Il trio sembra finalmente godere dei frutti di una carriera passata a non raccogliere di certo tutto quel che è riuscita a seminare. Sotto al palco infatti c’è un bagno di folla esaltata, composta da metalheads di ogni età, ad accoglierli. Ecco allora Last man alive, dal disco d’esordio Power and Pain che verrà letteralmente depredato nella scaletta di stasera. Il trio dimostra subito di non essere minimamente scalfito dal caldo insopportabile che regna sul palco, così come il pubblico che non risparmia un’oncia di energia dimenandosi e danzando furiosamente dall’inizio alla fine del concerto. Da Ticket to Mayhem ecco Spit on your grave, poi un brano nuovo, sempre sulla scia dei primi due dischi, con quel che di melodia in più che lo fa avvicinare più a Ticket che all’esordio. Di novità ne verranno proposte tre, solamente una sullo stile sviluppatosi nel coraggioso continuo della carriera dei nostri. In ordine sparso poi Burning of Atlantis, Eternal eyes, Spit on your grave, Stage dive, Last nail in the coffin: l’energia che rimbalza continuamente dal palco ai fan sembra non esaurirsi mai! Tempo di bis, sempre dal primo album la mitica Power thrashing death ,in cui assistiamo a una vera e propria invasione di palco da parte del pubblico, con un Tony Portaro quasi intimidito da tanto calore. Nail to the cross chiude un concerto che è stato sicuramente un successo, unica nota negativa proprio la set-list, incentrata quasi unicamente sui primi due album (ma mancano anche hit del calibro di Respect the dead o Snake pit che dal vivo avrebbero fatto tremare tutto) trascurando la personale evoluzione che la band ebbe negli anni ’90 e che culminò col bellissimo Sit Stand Knell and Pray, uno dei migliori esempi di thrash influenzato ed evoluto partorito dopo la “morte” del genere, che stasera viene completamente ignorato.

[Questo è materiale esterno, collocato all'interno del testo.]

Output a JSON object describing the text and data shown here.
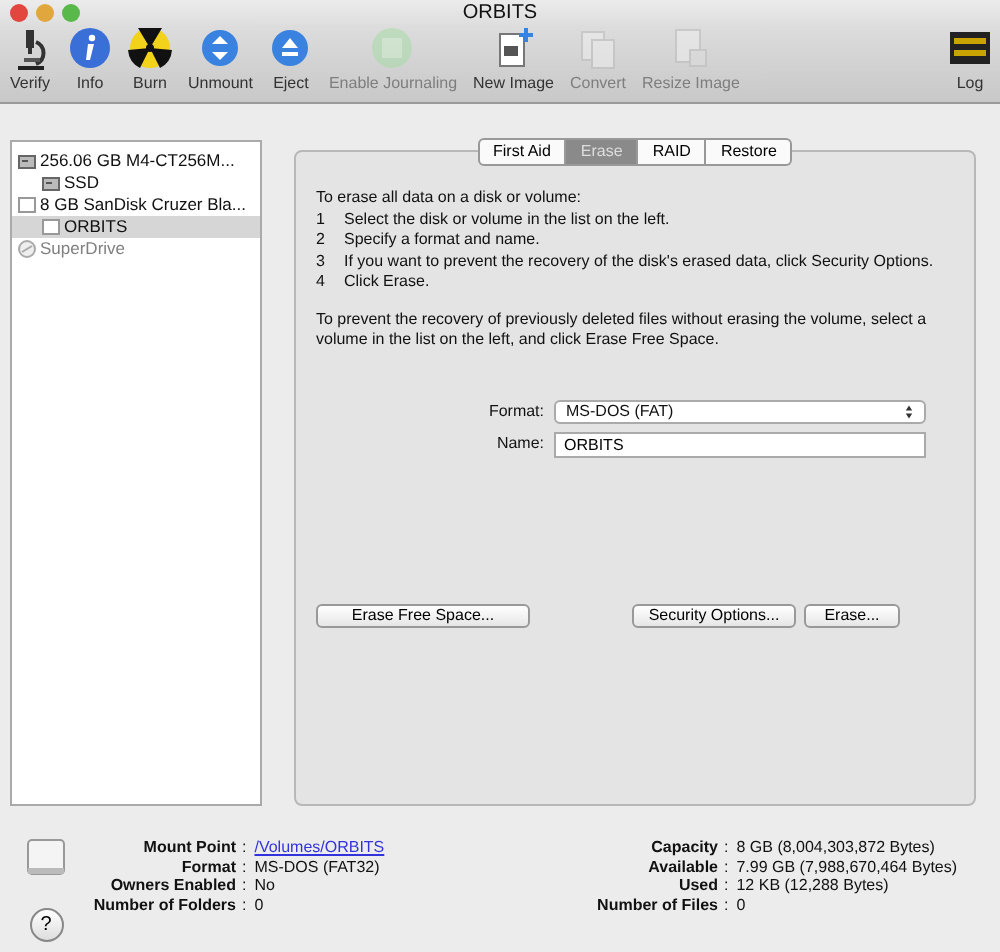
{
  "window": {
    "title": "ORBITS"
  },
  "toolbar": [
    {
      "label": "Verify",
      "kind": "microscope",
      "disabled": false
    },
    {
      "label": "Info",
      "kind": "info",
      "disabled": false
    },
    {
      "label": "Burn",
      "kind": "burn",
      "disabled": false
    },
    {
      "label": "Unmount",
      "kind": "unmount",
      "disabled": false
    },
    {
      "label": "Eject",
      "kind": "eject",
      "disabled": false
    },
    {
      "label": "Enable Journaling",
      "kind": "journal",
      "disabled": true
    },
    {
      "label": "New Image",
      "kind": "new-image",
      "disabled": false
    },
    {
      "label": "Convert",
      "kind": "convert",
      "disabled": true
    },
    {
      "label": "Resize Image",
      "kind": "resize",
      "disabled": true
    },
    {
      "label": "Log",
      "kind": "log",
      "disabled": false
    }
  ],
  "sidebar": {
    "items": [
      {
        "label": "256.06 GB M4-CT256M...",
        "kind": "hard-disk",
        "selected": false,
        "disabled": false,
        "children": [
          {
            "label": "SSD",
            "kind": "hard-disk",
            "selected": false,
            "disabled": false
          }
        ]
      },
      {
        "label": "8 GB SanDisk Cruzer Bla...",
        "kind": "usb-disk",
        "selected": false,
        "disabled": false,
        "children": [
          {
            "label": "ORBITS",
            "kind": "usb-disk",
            "selected": true,
            "disabled": false
          }
        ]
      },
      {
        "label": "SuperDrive",
        "kind": "optical",
        "selected": false,
        "disabled": true
      }
    ]
  },
  "tabs": [
    {
      "label": "First Aid",
      "selected": false
    },
    {
      "label": "Erase",
      "selected": true
    },
    {
      "label": "RAID",
      "selected": false
    },
    {
      "label": "Restore",
      "selected": false
    }
  ],
  "instructions": {
    "intro": "To erase all data on a disk or volume:",
    "steps": [
      {
        "number": "1",
        "text": "Select the disk or volume in the list on the left."
      },
      {
        "number": "2",
        "text": "Specify a format and name."
      },
      {
        "number": "3",
        "text": "If you want to prevent the recovery of the disk's erased data, click Security Options."
      },
      {
        "number": "4",
        "text": "Click Erase."
      }
    ],
    "note": "To prevent the recovery of previously deleted files without erasing the volume, select a volume in the list on the left, and click Erase Free Space."
  },
  "format": {
    "label": "Format:",
    "value": "MS-DOS (FAT)"
  },
  "name": {
    "label": "Name:",
    "value": "ORBITS"
  },
  "buttons": {
    "left": [
      "Erase Free Space..."
    ],
    "right": [
      "Security Options...",
      "Erase..."
    ]
  },
  "info": {
    "left": [
      {
        "label": "Mount Point",
        "value": "/Volumes/ORBITS",
        "kind": "link"
      },
      {
        "label": "Format",
        "value": "MS-DOS (FAT32)",
        "kind": "text"
      },
      {
        "label": "Owners Enabled",
        "value": "No",
        "kind": "text"
      },
      {
        "label": "Number of Folders",
        "value": "0",
        "kind": "text"
      }
    ],
    "right": [
      {
        "label": "Capacity",
        "value": "8 GB (8,004,303,872 Bytes)",
        "kind": "text"
      },
      {
        "label": "Available",
        "value": "7.99 GB (7,988,670,464 Bytes)",
        "kind": "text"
      },
      {
        "label": "Used",
        "value": "12 KB (12,288 Bytes)",
        "kind": "text"
      },
      {
        "label": "Number of Files",
        "value": "0",
        "kind": "text"
      }
    ],
    "separator": ":"
  },
  "help_button": "?"
}
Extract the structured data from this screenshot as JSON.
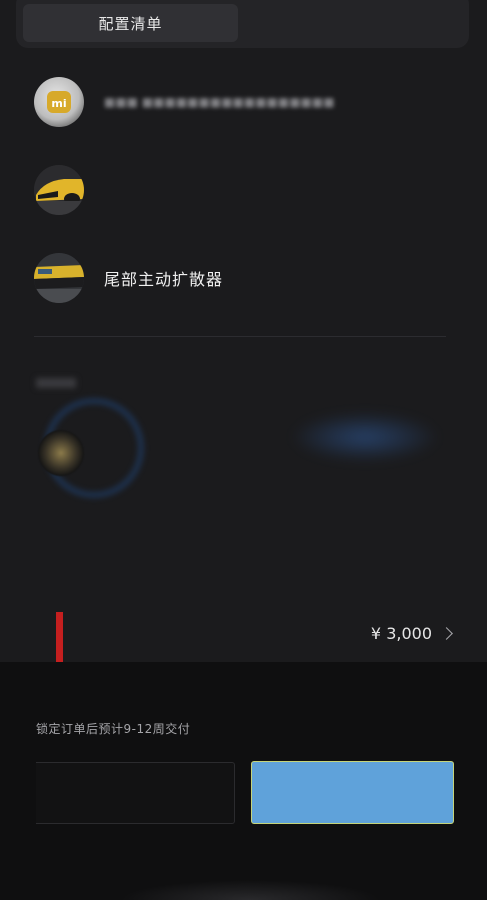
{
  "tabs": {
    "active_label": "配置清单"
  },
  "items": [
    {
      "label": "",
      "icon": "mi-logo-icon"
    },
    {
      "label": "",
      "icon": "car-front-yellow-icon"
    },
    {
      "label": "尾部主动扩散器",
      "icon": "car-rear-diffuser-icon"
    }
  ],
  "wheel_section": {
    "icon": "wheel-icon"
  },
  "price": {
    "amount": "¥ 3,000",
    "accent_color": "#c51f1f"
  },
  "footer": {
    "delivery_note": "锁定订单后预计9-12周交付",
    "secondary_button_label": "",
    "primary_button_label": "",
    "primary_color": "#5fa2da"
  }
}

L’ Hellbrigade festival è stato l’ultimo grande concerto che si è svolto al Thunder Road, un locale fondamentale per una provincia come quella di Pavia, veramente povera sotto l’aspetto musicale. Un locale che negli anni ha anche contribuito alla mia crescita musicale e sicuramente a quella di tante altre persone. Per questo gli porgiamo un glorioso saluto.